Why seek a crown? This is salvation! This is eternal life! You have it already, and James is saying to persevere through the “testing of one’s character” (trial) and you can expect this crown! Look in Revelation 4, the 24 elders around the throne of God cast their crowns down at His feet, as we sing, “All the saints adore Thee, casting down their golden crowns upon the glassy sea.” So you want to have a crown in that day. You want to persevere through trials!
How do I apply this? Who cares about money! We pray for what we need, but compared to the crown--salvation--that cannot perish, we will be embarrassed if all we lived for in these 7, 8, or 9 decades was for money.

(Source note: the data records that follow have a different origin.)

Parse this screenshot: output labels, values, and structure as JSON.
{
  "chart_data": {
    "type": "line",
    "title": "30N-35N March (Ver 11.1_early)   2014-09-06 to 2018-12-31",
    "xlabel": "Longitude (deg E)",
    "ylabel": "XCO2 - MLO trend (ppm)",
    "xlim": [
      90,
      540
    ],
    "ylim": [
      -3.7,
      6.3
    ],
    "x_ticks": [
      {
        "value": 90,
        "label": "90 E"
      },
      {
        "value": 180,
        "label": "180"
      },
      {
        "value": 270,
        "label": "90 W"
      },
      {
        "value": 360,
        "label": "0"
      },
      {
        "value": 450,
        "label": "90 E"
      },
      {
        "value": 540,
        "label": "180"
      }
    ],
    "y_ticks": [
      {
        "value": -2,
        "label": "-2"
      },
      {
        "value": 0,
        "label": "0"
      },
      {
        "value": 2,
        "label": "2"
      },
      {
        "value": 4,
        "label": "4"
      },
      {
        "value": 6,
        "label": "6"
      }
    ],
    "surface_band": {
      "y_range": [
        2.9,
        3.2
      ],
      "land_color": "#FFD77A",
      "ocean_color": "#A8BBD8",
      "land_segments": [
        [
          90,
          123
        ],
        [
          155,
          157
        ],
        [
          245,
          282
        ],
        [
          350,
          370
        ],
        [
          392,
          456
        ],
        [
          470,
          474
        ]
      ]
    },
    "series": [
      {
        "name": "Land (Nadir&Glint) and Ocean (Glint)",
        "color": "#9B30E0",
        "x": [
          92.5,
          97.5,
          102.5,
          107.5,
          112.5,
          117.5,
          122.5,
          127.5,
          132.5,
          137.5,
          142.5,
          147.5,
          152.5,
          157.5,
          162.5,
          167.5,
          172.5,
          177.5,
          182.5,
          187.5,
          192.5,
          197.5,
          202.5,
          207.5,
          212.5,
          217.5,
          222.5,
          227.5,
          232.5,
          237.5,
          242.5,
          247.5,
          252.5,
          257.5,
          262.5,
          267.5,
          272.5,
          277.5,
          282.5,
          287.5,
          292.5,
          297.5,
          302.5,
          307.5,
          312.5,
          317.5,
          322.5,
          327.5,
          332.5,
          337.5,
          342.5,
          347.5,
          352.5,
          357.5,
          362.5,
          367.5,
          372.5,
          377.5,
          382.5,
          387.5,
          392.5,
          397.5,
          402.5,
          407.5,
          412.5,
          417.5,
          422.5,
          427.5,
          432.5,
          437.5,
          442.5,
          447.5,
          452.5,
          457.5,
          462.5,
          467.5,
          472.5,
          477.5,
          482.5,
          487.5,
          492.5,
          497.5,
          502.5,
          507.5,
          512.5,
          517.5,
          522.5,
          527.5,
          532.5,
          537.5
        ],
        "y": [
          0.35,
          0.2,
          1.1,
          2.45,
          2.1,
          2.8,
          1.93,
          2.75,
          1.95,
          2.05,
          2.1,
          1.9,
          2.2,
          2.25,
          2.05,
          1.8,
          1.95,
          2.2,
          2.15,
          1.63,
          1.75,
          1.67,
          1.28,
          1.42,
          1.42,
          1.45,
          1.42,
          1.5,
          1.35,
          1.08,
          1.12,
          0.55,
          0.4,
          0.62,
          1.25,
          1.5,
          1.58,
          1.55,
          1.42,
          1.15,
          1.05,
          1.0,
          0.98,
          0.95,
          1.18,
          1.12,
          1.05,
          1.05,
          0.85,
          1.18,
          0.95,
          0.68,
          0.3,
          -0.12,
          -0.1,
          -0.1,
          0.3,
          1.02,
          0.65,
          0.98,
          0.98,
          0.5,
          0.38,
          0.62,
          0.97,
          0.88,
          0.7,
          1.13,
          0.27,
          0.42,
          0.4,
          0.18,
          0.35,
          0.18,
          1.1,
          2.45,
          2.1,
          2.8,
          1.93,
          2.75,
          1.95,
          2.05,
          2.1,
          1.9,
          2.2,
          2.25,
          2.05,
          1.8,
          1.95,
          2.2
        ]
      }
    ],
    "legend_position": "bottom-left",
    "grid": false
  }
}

Poverty is an external trial, yet it is highly valued by God while riches are something to be humble about. In the context of rich who were oppressing poor, and Jesus’ caution that it is more difficult for the rich to enter the Kingdom, the trial of poverty becomes the treasure of poverty, freeing one from relying on wealth instead of God. Both rich and poor should rely on God and not their wealth, but this is easier for the poor, so their poverty has become their treasure. Also, enduring a trial results in riches that far outweigh riches on earth, because all the rich and their riches will pass away, but all who persevere through trials will receive the crown of life.
Luke 12:27-32 comforts us. Don't worry (command), either about eating or wearing clothes. He urges us to take care of His business, and He will take care of ours. Verse 31, "But seek his kingdom, and these things will be given to you as well."

[1] Charles R. Swindoll, The Tale of the Tardy Oxcart, (Nashville: Word Publishing, 1998), 22.